Wow.. I went the other way in my D&D forays.. I liked to play a half-elf bard/bardic sage/rogue character classes..
ReplyDeleteBecause of some of the stories that played out, I read as much as I could about myths (if you can't tell, I really really really liked classical mythology) going so far as to do detailed genealogical maps of the Greek, Roman and Egyptian deities. (I found the deities of the various peoples of South America very interesting, but I didn't know how to pronounce their name). I no longer have the genealogical maps, but I wish I did..
My first proper second edition AD&D character was a half-elven bard named Marcus Klenshier! He was my hands down fave D&D character through high school.
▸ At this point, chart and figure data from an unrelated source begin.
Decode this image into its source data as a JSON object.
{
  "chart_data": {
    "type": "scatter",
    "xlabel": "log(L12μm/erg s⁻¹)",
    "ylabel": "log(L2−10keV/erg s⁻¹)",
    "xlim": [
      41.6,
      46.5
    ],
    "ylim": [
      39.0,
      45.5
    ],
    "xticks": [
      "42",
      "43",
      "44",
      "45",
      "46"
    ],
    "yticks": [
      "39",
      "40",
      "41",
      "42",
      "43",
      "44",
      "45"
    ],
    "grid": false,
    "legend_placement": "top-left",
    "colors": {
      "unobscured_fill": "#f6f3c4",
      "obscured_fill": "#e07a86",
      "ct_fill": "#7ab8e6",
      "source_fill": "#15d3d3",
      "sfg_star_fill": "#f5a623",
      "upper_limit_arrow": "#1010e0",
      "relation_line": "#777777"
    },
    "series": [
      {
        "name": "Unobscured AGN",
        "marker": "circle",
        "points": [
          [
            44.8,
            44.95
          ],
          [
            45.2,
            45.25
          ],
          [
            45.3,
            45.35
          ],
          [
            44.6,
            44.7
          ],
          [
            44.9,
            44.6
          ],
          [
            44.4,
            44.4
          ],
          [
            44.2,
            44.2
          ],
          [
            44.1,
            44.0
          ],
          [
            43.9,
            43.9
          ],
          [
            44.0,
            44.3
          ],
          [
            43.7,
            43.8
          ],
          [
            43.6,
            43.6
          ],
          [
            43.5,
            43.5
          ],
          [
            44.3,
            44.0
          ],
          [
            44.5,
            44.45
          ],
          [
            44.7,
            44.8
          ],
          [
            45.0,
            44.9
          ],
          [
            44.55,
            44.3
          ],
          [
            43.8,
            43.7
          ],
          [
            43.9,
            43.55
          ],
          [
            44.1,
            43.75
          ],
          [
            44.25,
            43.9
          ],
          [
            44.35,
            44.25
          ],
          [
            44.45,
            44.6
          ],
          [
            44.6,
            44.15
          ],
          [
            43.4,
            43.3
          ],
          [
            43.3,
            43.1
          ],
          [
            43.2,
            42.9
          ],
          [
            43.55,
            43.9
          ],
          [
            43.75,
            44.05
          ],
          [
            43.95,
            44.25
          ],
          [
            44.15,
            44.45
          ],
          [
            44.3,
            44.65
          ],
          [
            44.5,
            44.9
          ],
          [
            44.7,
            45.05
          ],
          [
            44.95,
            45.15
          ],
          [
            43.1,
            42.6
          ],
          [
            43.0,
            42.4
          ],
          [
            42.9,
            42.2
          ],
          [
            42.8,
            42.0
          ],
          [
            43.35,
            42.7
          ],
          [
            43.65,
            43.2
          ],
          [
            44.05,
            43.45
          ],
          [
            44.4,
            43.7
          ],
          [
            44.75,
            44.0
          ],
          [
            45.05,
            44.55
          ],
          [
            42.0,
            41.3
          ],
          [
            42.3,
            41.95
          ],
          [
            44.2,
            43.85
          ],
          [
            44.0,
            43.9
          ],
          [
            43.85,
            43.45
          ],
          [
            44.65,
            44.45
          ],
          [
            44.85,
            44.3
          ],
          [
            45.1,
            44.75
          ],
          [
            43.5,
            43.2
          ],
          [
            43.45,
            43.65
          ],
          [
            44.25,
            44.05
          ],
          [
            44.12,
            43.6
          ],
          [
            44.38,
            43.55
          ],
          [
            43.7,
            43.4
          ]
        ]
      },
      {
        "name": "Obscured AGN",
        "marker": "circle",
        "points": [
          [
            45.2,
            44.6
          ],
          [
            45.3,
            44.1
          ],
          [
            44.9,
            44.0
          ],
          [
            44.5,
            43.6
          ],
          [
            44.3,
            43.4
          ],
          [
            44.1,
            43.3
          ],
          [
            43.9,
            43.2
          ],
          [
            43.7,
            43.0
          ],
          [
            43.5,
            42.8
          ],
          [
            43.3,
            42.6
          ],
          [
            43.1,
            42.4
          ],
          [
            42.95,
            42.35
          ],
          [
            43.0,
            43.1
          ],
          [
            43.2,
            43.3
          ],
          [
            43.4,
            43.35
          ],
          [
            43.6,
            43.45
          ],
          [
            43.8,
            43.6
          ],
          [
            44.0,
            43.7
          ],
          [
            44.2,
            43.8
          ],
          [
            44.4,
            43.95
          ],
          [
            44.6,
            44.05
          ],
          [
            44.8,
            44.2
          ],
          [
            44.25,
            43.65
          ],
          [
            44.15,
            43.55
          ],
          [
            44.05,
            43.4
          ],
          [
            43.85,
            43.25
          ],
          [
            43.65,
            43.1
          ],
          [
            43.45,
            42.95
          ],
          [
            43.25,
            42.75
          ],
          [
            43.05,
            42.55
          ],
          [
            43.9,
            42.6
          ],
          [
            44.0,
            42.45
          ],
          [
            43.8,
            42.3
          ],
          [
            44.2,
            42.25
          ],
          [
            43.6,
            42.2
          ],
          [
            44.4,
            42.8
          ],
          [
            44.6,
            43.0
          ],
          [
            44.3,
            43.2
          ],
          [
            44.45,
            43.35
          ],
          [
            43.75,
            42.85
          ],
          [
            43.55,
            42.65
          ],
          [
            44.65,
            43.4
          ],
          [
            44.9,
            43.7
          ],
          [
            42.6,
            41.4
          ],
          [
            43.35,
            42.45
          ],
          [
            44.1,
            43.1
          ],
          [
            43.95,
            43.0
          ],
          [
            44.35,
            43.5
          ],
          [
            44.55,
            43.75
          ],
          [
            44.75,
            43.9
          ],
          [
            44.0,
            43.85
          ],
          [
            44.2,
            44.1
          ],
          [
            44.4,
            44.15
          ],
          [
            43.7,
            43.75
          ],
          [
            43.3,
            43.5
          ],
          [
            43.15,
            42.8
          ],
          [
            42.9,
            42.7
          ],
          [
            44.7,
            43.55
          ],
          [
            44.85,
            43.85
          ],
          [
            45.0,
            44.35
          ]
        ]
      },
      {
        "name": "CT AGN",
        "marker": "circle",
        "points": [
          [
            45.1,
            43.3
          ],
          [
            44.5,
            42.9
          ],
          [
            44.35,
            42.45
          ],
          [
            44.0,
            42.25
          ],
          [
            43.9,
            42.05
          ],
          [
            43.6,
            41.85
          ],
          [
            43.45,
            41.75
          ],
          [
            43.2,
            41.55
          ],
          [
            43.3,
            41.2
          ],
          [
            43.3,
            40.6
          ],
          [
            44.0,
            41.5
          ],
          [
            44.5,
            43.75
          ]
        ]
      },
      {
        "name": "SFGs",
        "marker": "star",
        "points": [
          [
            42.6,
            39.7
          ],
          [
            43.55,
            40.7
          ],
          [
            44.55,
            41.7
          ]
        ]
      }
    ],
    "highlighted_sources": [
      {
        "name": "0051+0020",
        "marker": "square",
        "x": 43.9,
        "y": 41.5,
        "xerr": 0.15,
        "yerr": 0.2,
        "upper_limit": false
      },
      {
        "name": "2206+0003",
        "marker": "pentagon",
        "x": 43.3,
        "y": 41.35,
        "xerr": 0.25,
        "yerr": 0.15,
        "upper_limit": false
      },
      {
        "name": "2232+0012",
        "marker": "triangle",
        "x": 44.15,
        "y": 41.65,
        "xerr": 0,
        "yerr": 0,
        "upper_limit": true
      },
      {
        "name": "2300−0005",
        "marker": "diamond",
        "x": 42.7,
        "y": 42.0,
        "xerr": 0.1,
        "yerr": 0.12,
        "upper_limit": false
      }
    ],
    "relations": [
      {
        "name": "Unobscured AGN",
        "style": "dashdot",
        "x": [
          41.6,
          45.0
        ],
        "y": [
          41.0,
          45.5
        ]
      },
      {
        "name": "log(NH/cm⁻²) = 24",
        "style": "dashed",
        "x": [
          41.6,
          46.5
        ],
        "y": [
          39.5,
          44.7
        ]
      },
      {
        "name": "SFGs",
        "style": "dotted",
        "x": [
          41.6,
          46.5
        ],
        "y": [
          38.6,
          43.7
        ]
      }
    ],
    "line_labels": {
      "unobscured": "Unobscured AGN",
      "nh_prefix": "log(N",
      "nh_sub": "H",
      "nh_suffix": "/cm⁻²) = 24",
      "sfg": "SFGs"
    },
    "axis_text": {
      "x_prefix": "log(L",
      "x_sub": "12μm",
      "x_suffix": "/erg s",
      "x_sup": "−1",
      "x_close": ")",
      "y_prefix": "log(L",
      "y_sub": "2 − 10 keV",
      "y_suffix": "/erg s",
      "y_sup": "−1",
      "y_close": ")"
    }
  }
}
He was later converted over to a homebrew house rule version of SPI's Dragonquest but he still stayed awesome, the PC leaving Greyhawk and travelling to a fantasy version of Jack Vance's Planet of Adventure.
ReplyDeleteThat's so cool that AD&D helped sparked a journey in you to delve into myth and create your own family trees of mythology.
If you ever see it around the book Thirty Years of Adventure: A Celebration of Dungeons & Dragons (D&D Retrospective) is an awesome delve about not only the game but of the '80s and the events that shaped it. It's also especially awesome to read the celebrity fan accounts of being players with Will Wheaton, Vin Diesel, and Stephen Colbert just some of those that out themselves as former players.